1) The article mentions San Francisco Museum of Modern Art curator Christine Hill stating that a fundamental idea held by the first generation of video artists was that in order to have a critical relationship with a televisual society, you must primary participate televisually. Do you think this is true of most art forms? Is art simply how we respond to the world around us, the new technologies? The people? 2) The article also claims that by the 1960s, Americans were watching up to seven hours of TV daily and it was becoming a consumer society. Does ingesting that much media change how you view art? Does it become more important or less important?

Monday, September 3, 2012

Marxist Reading Questions

1) Walter Benjamin makes a claim that, "in principle a work of art has always been reproducible. Man-made artifacts could always be imitated by men." I found this interesting because it seems like society sees art as one-of-a-kind, personable and even individual. My question is how much truth can be brought to this statement in the modern art of today? Does the society's emphasis on mass production affect art? How? 

Follow ups would be: Does this affect the value of art? Is an exact replica worth the same as an original? Specifically, does digital art fit into the category of mass production because of social media and the internet?

2) Benjamin also says, "But as man withdraws from the photographic image, the exhibition value for the first time shows its superiority to the ritual value." Again, does this align with modern digital art such as movies, or add campaigns? Sometimes someone's exhibition value is enhanced by their own connection or in this case "ritual" value for it. 

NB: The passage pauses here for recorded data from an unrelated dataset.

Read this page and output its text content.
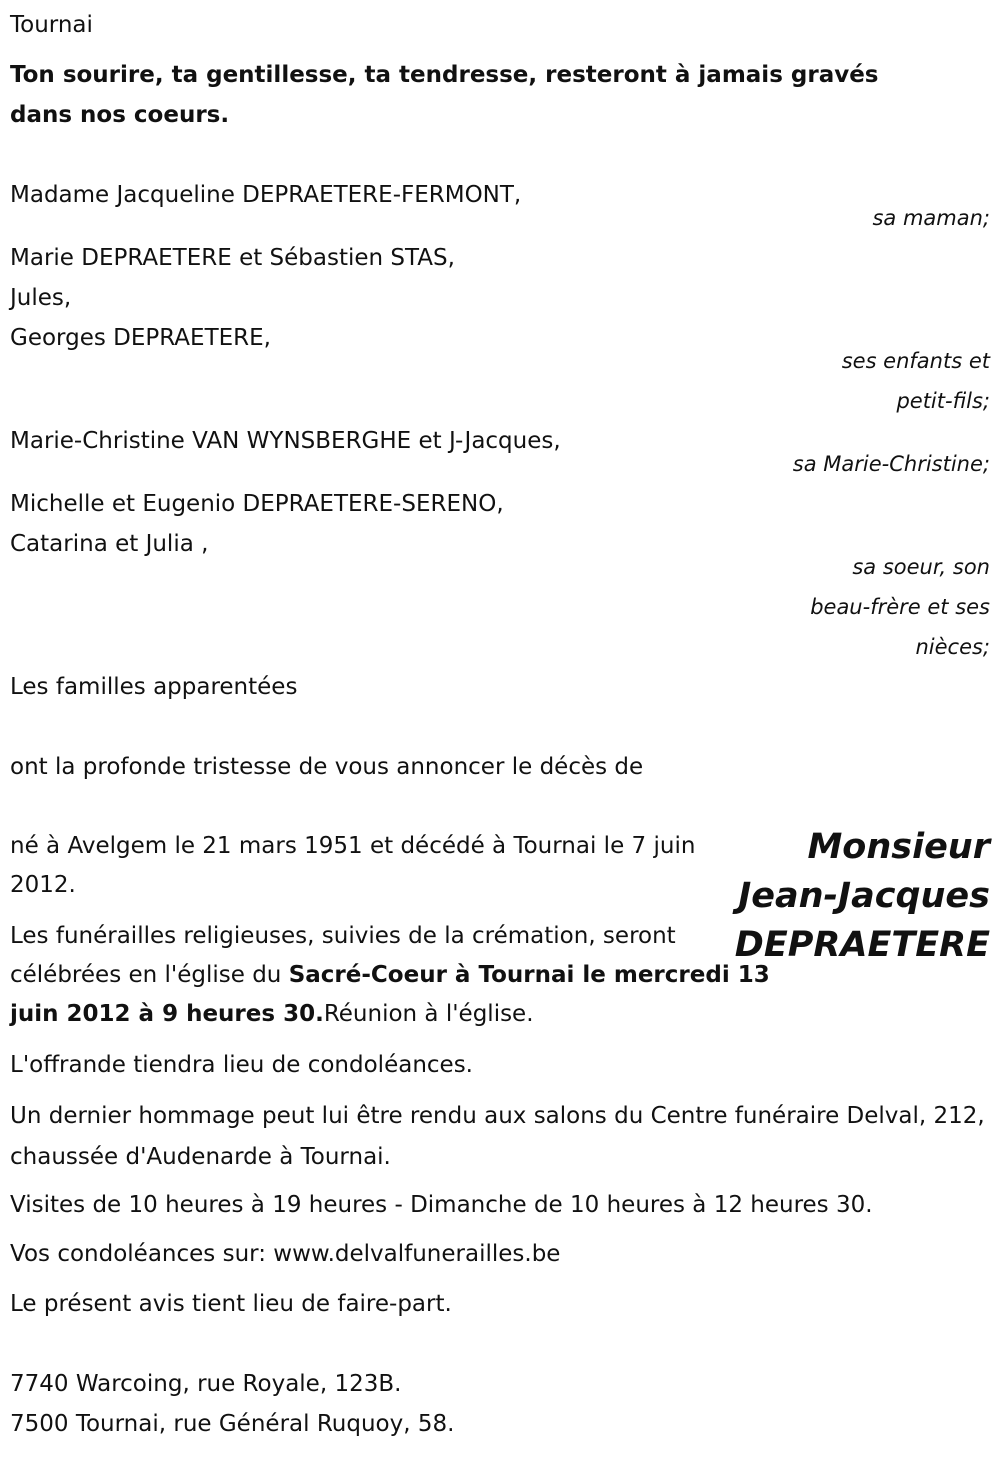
Tournai
Ton sourire, ta gentillesse, ta tendresse, resteront à jamais gravés
dans nos coeurs.
Madame Jacqueline DEPRAETERE-FERMONT,
sa maman;
Marie DEPRAETERE et Sébastien STAS,
Jules,
Georges DEPRAETERE,
ses enfants et
petit-fils;
Marie-Christine VAN WYNSBERGHE et J-Jacques,
sa Marie-Christine;
Michelle et Eugenio DEPRAETERE-SERENO,
Catarina et Julia ,
sa soeur, son
beau-frère et ses
nièces;
Les familles apparentées
ont la profonde tristesse de vous annoncer le décès de
Monsieur
Jean-Jacques
DEPRAETERE
né à Avelgem le 21 mars 1951 et décédé à Tournai le 7 juin 2012.
Les funérailles religieuses, suivies de la crémation, seront célébrées en l'église du Sacré-Coeur à Tournai le mercredi 13 juin 2012 à 9 heures 30.Réunion à l'église.
L'offrande tiendra lieu de condoléances.
Un dernier hommage peut lui être rendu aux salons du Centre funéraire Delval, 212, chaussée d'Audenarde à Tournai.
Visites de 10 heures à 19 heures - Dimanche de 10 heures à 12 heures 30.
Vos condoléances sur: www.delvalfunerailles.be
Le présent avis tient lieu de faire-part.
7740 Warcoing, rue Royale, 123B.
7500 Tournai, rue Général Ruquoy, 58.
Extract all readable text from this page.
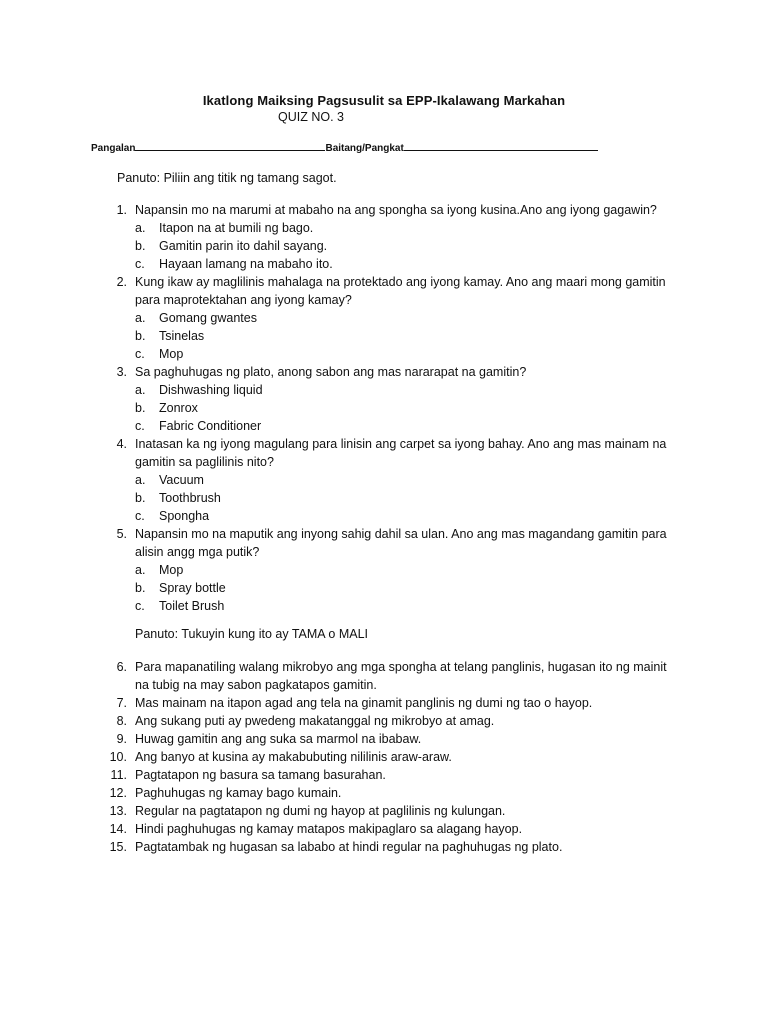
Ikatlong Maiksing Pagsusulit sa EPP-Ikalawang Markahan
QUIZ NO. 3
Pangalan	Baitang/Pangkat
Panuto: Piliin ang titik ng tamang sagot.
1. Napansin mo na marumi at mabaho na ang spongha sa iyong kusina.Ano ang iyong gagawin?
a. Itapon na at bumili ng bago.
b. Gamitin parin ito dahil sayang.
c. Hayaan lamang na mabaho ito.
2. Kung ikaw ay maglilinis mahalaga na protektado ang iyong kamay. Ano ang maari mong gamitin para maprotektahan ang iyong kamay?
a. Gomang gwantes
b. Tsinelas
c. Mop
3. Sa paghuhugas ng plato, anong sabon ang mas nararapat na gamitin?
a. Dishwashing liquid
b. Zonrox
c. Fabric Conditioner
4. Inatasan ka ng iyong magulang para linisin ang carpet sa iyong bahay. Ano ang mas mainam na gamitin sa paglilinis nito?
a. Vacuum
b. Toothbrush
c. Spongha
5. Napansin mo na maputik ang inyong sahig dahil sa ulan. Ano ang mas magandang gamitin para alisin angg mga putik?
a. Mop
b. Spray bottle
c. Toilet Brush
Panuto: Tukuyin kung ito ay TAMA o MALI
6. Para mapanatiling walang mikrobyo ang mga spongha at telang panglinis, hugasan ito ng mainit na tubig na may sabon pagkatapos gamitin.
7. Mas mainam na itapon agad ang tela na ginamit panglinis ng dumi ng tao o hayop.
8. Ang sukang puti ay pwedeng makatanggal ng mikrobyo at amag.
9. Huwag gamitin ang ang suka sa marmol na ibabaw.
10. Ang banyo at kusina ay makabubuting nililinis araw-araw.
11. Pagtatapon ng basura sa tamang basurahan.
12. Paghuhugas ng kamay bago kumain.
13. Regular na pagtatapon ng dumi ng hayop at paglilinis ng kulungan.
14. Hindi paghuhugas ng kamay matapos makipaglaro sa alagang hayop.
15. Pagtatambak ng hugasan sa lababo at hindi regular na paghuhugas ng plato.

My triptych depicts the concept of time, how grueling, draining and often overwhelming it may be. I tried to show a version of how time works in this way through relevant pictures and their placement. The images go from least to most impacting. Coffee helps the people constantly in a hurry keep going and going and going. The commonality of space in these images show that, like people going about their daily lives, it is never ending. Time has always been my biggest fear. As these images are dark and confusing, so is my idea of time itself.